The Temptations and the Tradition of Ensemble Vocal Performance
Part of what made any Temptations recording more than the sum of its lyrics and melody was the group's ensemble vocal approach. Even on relatively straightforward material, the way multiple voices interacted, the call-and-response patterns, the layering of lead and supporting vocals, created a richness of texture that solo performances could not replicate. The group's ability to function as a unified vocal instrument while still allowing individual voices to register distinctly was one of the defining technical achievements of Motown's classic period, and it remained a characteristic of their recordings into the 1970s.

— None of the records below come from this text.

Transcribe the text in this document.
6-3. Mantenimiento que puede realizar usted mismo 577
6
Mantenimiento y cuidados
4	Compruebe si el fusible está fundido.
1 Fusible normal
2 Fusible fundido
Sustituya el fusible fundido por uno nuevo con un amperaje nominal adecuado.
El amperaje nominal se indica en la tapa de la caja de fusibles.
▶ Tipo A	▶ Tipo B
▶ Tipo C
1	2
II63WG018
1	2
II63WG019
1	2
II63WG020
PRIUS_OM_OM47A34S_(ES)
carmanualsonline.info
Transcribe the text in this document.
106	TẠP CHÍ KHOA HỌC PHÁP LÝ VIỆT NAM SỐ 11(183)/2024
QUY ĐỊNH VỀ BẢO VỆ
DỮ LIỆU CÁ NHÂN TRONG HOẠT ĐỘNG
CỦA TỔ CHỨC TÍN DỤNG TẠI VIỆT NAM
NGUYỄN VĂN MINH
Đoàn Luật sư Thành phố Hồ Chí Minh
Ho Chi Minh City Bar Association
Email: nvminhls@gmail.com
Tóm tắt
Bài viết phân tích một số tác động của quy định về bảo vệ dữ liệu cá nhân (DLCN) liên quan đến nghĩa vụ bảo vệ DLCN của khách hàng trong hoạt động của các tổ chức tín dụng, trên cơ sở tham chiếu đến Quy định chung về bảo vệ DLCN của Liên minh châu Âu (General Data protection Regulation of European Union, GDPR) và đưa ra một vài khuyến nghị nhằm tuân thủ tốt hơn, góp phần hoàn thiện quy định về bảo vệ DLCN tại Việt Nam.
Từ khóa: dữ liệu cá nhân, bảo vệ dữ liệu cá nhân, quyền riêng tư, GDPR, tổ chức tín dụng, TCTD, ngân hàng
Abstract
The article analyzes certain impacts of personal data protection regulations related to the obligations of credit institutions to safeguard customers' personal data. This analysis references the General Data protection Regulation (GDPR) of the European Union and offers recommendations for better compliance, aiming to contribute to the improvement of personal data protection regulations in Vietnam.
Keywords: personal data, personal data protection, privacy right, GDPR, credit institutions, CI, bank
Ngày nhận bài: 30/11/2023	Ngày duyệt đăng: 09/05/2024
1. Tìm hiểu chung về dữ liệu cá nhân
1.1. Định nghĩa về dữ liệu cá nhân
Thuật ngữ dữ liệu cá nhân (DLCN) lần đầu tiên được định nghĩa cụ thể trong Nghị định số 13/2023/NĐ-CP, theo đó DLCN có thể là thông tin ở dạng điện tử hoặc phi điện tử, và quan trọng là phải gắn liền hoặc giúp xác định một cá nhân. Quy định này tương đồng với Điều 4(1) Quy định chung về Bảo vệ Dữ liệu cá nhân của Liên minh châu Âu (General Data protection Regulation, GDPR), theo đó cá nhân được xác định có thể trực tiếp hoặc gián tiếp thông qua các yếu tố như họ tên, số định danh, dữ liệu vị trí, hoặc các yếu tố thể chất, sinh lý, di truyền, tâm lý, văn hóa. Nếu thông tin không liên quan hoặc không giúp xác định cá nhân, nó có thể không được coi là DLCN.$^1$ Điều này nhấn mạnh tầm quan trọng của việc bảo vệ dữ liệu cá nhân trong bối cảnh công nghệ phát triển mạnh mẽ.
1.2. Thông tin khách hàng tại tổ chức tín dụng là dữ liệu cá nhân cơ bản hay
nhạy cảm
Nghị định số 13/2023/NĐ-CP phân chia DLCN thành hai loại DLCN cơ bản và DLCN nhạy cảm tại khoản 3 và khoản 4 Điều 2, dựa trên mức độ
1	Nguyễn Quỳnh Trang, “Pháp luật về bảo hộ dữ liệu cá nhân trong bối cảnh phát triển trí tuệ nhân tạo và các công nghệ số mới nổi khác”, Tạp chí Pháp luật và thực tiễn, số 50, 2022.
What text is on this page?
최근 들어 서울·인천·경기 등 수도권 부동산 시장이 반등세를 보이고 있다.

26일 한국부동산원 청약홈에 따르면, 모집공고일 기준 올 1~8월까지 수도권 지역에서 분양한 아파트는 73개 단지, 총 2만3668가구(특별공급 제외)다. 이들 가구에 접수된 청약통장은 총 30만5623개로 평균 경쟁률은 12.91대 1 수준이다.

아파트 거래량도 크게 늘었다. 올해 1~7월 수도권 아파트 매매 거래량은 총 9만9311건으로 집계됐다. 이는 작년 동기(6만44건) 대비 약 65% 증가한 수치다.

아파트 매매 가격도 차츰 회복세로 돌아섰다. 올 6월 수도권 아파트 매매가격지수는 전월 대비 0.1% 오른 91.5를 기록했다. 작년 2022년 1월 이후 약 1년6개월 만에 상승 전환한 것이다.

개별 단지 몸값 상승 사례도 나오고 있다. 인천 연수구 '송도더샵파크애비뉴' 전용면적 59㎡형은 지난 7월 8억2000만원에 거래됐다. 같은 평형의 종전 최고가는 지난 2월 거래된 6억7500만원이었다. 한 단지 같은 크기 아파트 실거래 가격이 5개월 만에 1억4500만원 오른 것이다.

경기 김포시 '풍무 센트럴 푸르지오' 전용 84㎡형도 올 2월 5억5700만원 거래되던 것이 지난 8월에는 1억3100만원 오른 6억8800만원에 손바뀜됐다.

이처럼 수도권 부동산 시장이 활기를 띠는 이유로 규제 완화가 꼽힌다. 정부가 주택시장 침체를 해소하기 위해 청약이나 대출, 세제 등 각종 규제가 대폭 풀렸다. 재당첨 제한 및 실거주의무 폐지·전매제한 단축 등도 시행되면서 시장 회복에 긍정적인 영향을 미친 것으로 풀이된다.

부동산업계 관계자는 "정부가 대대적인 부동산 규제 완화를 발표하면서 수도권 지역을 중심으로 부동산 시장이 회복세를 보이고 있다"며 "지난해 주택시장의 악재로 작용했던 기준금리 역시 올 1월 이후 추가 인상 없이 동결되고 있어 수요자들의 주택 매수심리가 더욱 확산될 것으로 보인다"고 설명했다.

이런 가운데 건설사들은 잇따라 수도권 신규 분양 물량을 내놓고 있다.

That ensemble quality gave even a lighter song like "Hey Girl" a depth of execution that sustained interest beyond what the lyrical content alone would support. Listening to the Temptations was always partly about listening to how they worked together, and that quality did not diminish with the passage of years or the change of members.
Pleasure as a Legitimate Artistic Goal
The critical tradition surrounding soul and R&B has sometimes privileged the more socially engaged work of the Temptations' catalog, the "Cloud Nine" and "Papa Was a Rolling Stone" recordings that made explicit claims about the state of American society, over the lighter, more purely pleasurable recordings like "Hey Girl." That hierarchy is worth questioning. Music that makes people feel good without apology, that delivers groove and warmth and the uncomplicated pleasure of shared admiration, serves genuine human needs that more "serious" art sometimes neglects.
The approximately 1.8 million YouTube views that the recording has accumulated represent listeners who did not need the song to carry sociological significance in order to find it worth their time. They came for the feeling, and the feeling was there. That is a complete artistic transaction, and it deserves recognition as such.